44. Est-ce un couple idéal ? Lui, si grand, si puissamment sculpté, mais au regard si dur ! Elle, le suivant de machine en machine, avec sa queue de cheval et son collant rose. Les voici juchés sur des vélos, et tandis qu’il tient au moniteur des propos infiniment plus plats que ses muscles, elle a l’air de s’ennuyer.

45. La démarche athlétique de l’homme, ou onduleuse de la femme, est parfois poussée jusqu’à la caricature.

46. De ses oreilles occupées par quelque musique, a-t-elle entendu que son compagnon grisonnant lui demandait ce qui l’intéressait dans la vitrine ? Il répond lui-même, au sujet d’un imperméable en faux léopard, à cette jeune silhouette aux contours provocants, plus lointaine que la bête.

47. Une telle a cru bon de faire rogner par la chirurgie le peu de nez qu’elle avait. Cependant elle respire encore.

48. Le praticien venait de me limer une dent un peu excentrique ; il me présenta une glace où je constatai que le déséquilibre équilibré de la nature avait fait place à l’équilibre déséquilibré de l’art ; une irrégularité harmonieuse, à une harmonie irrégulière.

49. Déjà la rocaille des dents ébréchées agaçait ma langue. Puis ma main roula et cahota sur la bosse d’une fracture mal réduite. Bref, ce corps progressivement inhabitable put de moins en moins être oublié. Jusqu’où s’abîmerait l’heureuse indifférence qu’avaient autorisées naguère des formes lisses ?
  La calvitie découvrait davantage ce front haut : que ne le rendait-elle supérieurement intelligent ? La plantation s’éclaircissait sans que le jugement s’éclairât en proportion. Aspects trompeurs !
  A l’échéance du demi-siècle, que de conditions pour rester à peu près montrable ! Avoir le visage détendu, exempt de vifs soucis, ne pas s’exposer face à la lumière, s’interdire les lunettes, etc. Encore ne s’agissait-il que de paraître et nullement de plaire.

50. Même sans rides, une raideur inconnue vient à durcir nos traits (comme s’ils étaient accusés par la peinture géométrique d’un Bernard Buffet) : sonne l’heure de notre lent déclin.

51. Il y a trop d’enfance dans la joliesse pour qu’elle vieillisse bien.

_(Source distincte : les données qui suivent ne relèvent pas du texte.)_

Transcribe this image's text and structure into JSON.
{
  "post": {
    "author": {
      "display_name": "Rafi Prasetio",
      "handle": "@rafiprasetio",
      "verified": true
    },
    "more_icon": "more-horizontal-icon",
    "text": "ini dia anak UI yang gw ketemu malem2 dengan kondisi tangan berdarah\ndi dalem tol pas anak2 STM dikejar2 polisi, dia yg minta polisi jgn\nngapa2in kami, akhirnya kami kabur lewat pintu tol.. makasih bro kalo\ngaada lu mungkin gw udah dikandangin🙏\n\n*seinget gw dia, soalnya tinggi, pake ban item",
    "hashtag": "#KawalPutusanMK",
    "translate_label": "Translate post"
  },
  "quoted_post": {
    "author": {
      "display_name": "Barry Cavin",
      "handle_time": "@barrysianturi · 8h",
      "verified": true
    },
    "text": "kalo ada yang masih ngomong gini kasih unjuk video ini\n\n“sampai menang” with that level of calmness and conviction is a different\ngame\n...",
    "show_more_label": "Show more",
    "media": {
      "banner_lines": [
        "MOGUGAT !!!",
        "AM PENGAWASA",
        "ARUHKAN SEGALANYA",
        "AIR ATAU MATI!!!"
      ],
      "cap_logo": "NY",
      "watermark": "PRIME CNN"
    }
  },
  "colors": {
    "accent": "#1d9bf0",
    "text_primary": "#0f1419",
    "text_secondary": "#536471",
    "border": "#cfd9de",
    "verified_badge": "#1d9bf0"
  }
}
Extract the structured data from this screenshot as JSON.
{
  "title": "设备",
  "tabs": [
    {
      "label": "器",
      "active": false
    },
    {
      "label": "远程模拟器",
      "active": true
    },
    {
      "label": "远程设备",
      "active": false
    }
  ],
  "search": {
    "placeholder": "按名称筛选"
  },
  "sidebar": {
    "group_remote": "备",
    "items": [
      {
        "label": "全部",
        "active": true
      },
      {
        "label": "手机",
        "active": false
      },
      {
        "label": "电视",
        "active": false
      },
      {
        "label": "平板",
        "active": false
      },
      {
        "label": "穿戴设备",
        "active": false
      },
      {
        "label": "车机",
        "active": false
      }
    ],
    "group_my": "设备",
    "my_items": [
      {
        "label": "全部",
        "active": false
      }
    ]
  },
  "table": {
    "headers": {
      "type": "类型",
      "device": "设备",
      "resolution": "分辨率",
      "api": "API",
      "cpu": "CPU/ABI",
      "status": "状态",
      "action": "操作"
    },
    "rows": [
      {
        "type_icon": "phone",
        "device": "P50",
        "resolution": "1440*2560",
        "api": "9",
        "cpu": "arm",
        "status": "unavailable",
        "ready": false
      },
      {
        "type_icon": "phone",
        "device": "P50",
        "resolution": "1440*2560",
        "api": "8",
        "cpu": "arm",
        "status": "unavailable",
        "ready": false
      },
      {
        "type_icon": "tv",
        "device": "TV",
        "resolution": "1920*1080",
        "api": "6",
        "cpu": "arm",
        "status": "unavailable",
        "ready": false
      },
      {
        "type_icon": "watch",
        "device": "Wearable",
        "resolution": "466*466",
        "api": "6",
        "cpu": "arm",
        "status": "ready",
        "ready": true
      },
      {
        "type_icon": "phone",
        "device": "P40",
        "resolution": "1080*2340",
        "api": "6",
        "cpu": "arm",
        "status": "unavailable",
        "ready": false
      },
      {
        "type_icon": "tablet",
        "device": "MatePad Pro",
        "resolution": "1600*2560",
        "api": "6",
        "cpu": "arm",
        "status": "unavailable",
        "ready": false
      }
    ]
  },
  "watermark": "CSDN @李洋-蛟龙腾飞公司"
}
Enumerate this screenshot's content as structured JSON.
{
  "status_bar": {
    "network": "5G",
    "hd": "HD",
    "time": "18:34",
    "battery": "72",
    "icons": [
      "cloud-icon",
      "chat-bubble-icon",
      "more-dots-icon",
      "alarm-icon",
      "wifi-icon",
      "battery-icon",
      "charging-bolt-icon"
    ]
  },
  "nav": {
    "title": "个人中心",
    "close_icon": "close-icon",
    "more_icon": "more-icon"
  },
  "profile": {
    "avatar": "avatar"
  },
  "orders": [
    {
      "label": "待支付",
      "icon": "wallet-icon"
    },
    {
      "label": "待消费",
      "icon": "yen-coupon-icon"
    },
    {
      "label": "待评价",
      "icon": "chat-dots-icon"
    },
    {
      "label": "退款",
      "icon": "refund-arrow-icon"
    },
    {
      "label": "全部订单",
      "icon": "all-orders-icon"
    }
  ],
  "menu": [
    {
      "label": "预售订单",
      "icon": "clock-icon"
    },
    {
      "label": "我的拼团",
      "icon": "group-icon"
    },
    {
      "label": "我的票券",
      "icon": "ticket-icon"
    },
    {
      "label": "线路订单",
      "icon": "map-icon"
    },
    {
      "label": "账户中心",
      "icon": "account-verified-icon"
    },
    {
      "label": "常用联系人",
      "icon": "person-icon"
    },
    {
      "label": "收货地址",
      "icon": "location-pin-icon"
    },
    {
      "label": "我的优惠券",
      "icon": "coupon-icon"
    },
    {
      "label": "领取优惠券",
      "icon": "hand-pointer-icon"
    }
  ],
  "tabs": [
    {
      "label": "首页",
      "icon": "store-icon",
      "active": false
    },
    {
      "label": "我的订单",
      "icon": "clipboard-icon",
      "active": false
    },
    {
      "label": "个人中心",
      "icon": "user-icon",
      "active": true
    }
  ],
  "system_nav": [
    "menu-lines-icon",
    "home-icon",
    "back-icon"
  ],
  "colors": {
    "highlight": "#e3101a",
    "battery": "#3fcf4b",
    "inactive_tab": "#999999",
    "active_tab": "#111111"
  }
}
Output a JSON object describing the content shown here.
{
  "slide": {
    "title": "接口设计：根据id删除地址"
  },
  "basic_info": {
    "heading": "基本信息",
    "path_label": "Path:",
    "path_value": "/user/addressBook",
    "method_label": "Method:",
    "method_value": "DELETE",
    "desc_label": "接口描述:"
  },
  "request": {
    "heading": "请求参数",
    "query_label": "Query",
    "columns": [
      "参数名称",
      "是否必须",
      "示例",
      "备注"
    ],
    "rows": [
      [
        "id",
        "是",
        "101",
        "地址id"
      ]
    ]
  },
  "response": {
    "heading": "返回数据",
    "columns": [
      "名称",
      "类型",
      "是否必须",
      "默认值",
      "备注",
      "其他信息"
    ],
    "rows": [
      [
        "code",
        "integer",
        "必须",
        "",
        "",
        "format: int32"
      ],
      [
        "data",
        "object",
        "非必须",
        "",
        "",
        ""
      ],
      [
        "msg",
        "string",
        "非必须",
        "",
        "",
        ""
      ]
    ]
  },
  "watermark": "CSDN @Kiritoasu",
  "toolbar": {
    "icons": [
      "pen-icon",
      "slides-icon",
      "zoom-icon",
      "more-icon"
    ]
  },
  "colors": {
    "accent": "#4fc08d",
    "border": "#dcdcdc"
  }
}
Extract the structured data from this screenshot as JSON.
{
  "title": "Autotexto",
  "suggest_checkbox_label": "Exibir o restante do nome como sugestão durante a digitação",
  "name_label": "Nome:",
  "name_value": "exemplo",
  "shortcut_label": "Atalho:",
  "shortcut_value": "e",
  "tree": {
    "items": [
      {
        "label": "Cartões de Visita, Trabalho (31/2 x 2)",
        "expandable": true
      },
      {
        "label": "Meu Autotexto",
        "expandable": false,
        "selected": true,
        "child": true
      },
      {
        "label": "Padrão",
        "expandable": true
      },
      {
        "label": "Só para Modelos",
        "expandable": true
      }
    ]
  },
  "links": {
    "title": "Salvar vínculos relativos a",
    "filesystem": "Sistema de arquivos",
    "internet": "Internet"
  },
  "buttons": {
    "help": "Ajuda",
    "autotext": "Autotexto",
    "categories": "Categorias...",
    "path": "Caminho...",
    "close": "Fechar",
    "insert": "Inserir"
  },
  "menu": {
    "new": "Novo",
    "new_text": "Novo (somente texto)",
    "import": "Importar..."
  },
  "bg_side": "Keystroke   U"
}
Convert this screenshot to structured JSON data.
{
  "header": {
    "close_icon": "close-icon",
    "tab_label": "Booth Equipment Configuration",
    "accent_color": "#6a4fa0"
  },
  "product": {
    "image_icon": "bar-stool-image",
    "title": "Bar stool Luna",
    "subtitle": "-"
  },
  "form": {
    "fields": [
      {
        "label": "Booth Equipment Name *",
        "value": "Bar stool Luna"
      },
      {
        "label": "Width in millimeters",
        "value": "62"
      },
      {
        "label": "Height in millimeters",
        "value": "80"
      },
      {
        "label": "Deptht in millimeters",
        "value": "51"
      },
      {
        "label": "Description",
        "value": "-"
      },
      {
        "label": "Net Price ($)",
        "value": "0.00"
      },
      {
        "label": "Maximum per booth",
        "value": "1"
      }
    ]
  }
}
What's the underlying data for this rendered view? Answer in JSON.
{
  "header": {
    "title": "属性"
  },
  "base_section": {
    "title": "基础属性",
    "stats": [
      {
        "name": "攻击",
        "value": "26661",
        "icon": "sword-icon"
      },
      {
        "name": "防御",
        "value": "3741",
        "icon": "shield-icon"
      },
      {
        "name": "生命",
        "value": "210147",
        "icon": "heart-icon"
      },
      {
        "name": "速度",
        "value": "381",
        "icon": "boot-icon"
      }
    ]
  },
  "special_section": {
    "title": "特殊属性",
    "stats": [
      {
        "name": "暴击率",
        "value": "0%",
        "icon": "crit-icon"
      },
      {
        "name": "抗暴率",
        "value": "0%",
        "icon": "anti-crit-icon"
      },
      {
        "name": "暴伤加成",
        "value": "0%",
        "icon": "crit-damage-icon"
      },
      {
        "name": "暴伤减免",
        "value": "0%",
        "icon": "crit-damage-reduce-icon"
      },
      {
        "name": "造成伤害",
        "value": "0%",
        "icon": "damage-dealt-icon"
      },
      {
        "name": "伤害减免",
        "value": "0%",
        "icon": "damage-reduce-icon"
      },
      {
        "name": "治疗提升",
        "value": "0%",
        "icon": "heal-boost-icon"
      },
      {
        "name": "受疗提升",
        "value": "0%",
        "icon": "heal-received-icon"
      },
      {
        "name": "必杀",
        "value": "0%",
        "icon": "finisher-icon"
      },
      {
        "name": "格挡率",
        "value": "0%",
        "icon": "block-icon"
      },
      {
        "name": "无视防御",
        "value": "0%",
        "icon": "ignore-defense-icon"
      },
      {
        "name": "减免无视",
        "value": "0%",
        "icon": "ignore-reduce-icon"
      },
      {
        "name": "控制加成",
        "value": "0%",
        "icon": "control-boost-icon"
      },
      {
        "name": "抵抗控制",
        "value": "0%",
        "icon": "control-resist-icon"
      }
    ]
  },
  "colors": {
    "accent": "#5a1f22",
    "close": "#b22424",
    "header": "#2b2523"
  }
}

52. On a longtemps l’air moins vieux dans sa propre peau qu’en des vêtements surannés.

53. Le genre humain enveloppe son corps avec les partis-pris de son invention. Ainsi la chaussure est-elle l’application, non nécessairement incommode, d’une forme arrondie ou pointue à une spatule biseautée.

54. Le XVIIIe siècle français fut l’apogée de la civilisation, puis le comble de la barbarie ; car plus on masque la nature, plus violemment elle se revanche. A force de blancheur, les cheveux poudrés enflamment les regards et ensanglantent les lèvres.

55. Une mode ne se distinguerait pas de la précédente si elle n’imposait pas à son tour des excès, — dont les plus innocents vous ridiculisent et les pires font plus que vous gêner : vous blessent ou vous flétrissent.
  On a vu les fonds de culottes tomber, les richelieus et les mocassins s’allonger démesurément, comme aux pieds des pitres ; plus grave, une cruauté sauvage altérer les corps, percés ou distendus par des métaux, couverts de dessins indélébiles. L’épilation des fronts bas, le laçage des bustes, ont coûté moins de sacrifices en leur temps.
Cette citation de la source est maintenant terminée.